Now, create a Config class and add a public static final Scheduler SCHEDULER = Schedulers.elastic(); attribute into it. Then, add .subscribeOn(Config.SCHEDULER) at the end of PersonService.list() and PersonApi.getAllPersons(…) .

There we are, our server became able to handle a lot more requests.

Creating the other routes

To help us handling errors I created a few Exception classes that you can find here. I will use them often in the rest of this post. In the meantime, you can take a look at the utils package I’ve done.
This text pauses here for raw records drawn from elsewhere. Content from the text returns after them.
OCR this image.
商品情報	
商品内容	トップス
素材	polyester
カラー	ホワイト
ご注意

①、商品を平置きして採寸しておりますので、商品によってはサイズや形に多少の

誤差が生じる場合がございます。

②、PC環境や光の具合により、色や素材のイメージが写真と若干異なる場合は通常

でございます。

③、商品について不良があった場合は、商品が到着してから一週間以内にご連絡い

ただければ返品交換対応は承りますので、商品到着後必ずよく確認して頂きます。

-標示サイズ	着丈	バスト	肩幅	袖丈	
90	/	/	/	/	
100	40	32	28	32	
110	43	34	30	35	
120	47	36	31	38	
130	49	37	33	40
In this section, I will detail the most complicated case that is the creation of the POST /persons/{id} route. This route will be mapped to an updateOnePersonById method of the PersonService. We’ll start with this method. Then your goal will be to build the other routes by yourself.

Person Service

public Mono<Boolean> updateOneById(Person person) {
return this.findById(person.getId()).
map((previous) ->
this.persons.remove(previous) && this.persons.add(person)
).
subscribeOn(Config.APPLICATION_SCHEDULER);
}

PersonApi method

The biggest piece comes in the PersonApi class. Let’s first write an updateOnePersonById method to handle the request. This method is :

private Mono<ServerResponse> updateOnePersonById(ServerRequest request) {
return request.bodyToMono(String.class).
flatMap(this::readPersonFromRequestBody).
filter((person) ->
person.getId().equals(
request.pathVariable(PERSON_ID_PATH_VARIABLE)
)
).
flatMap(this.personService::updateOneById).
flatMap((success) -> success ?
Responses.noContent() : Responses.internalServerError()
).
onErrorResume(
NotFoundResourceException.class,
Responses::notFound
).
onErrorResume(
InvalidRequestBodyException.class,
Responses::badRequest
).
switchIfEmpty(Responses.badRequest()).
subscribeOn(Config.APPLICATION_SCHEDULER);
}
private Mono<Person> readPersonFromRequestBody(String body) {
return MonoUtils.fromOptional(
PersonReader.read(body),
() -> new InvalidRequestBodyException(Person.class)
);
}

The method does the following:

  1. Read the request body as a String , that actually is a JSON document.
  2. Try to parse it and instantiate a Person instance. If impossible, the Mono becomes a MonoError<> holding an InvalidRequestBodyException .
  3. Verify that the id in the path and the id of the Person object sent in the request are consistent, because ids shouldn’t be changed.
  4. Invoque the PersonService.updateOneById method to make the operation.
  5. Handle the probably false value returned by the service to tell the user she made that an internal server error occurred.
  6. In case a NotFoundResourceException was thrown before, returns a 404 Not Found response.
  7. In case a InvalidRequestBodyException was thrown before, returns a 400 Bad Request response.
  8. Returns a 400 Bad Request response in case the Mono is empty, which means that the id in the path and the one in the body are different.
  9. Apply the configured scheduler.

As you might have noticed, the goal in writing this code is to maximize the proportion of business logic as the Api is an interface. It is good practice to avoid writing implementation details code in your Api classes.

PersonApi routerFunction

Last, we have to add the route to the PersonApi routerFunction. Here, we need the andRoute(predicate, handler) method. This component becomes:

this.routerFunction = RouterFunctions.
route(GET(""), this::getAllPersons).
andRoute(
POST("/{id}").and(contentType(APPLICATION_JSON)),
this::getOnePersonById
);

There we are !!

“Three pineapples wearing party hats, and one wearing sunglasses, surrounded by colourful balloons and party items, by Scott Webb Photography” by Pineapple Supply Co. on Unsplash

Yes now we’re done with our second route. Restart the webserver and update the foo bar person with an HTTP request on /persons/{id} 😉.

Now, you can implement the other routes by yourself. You can always refer to my implementation on Github.

Congratulations !

Here we are, you built your first reactive webserver in Java with Spring WebFlux.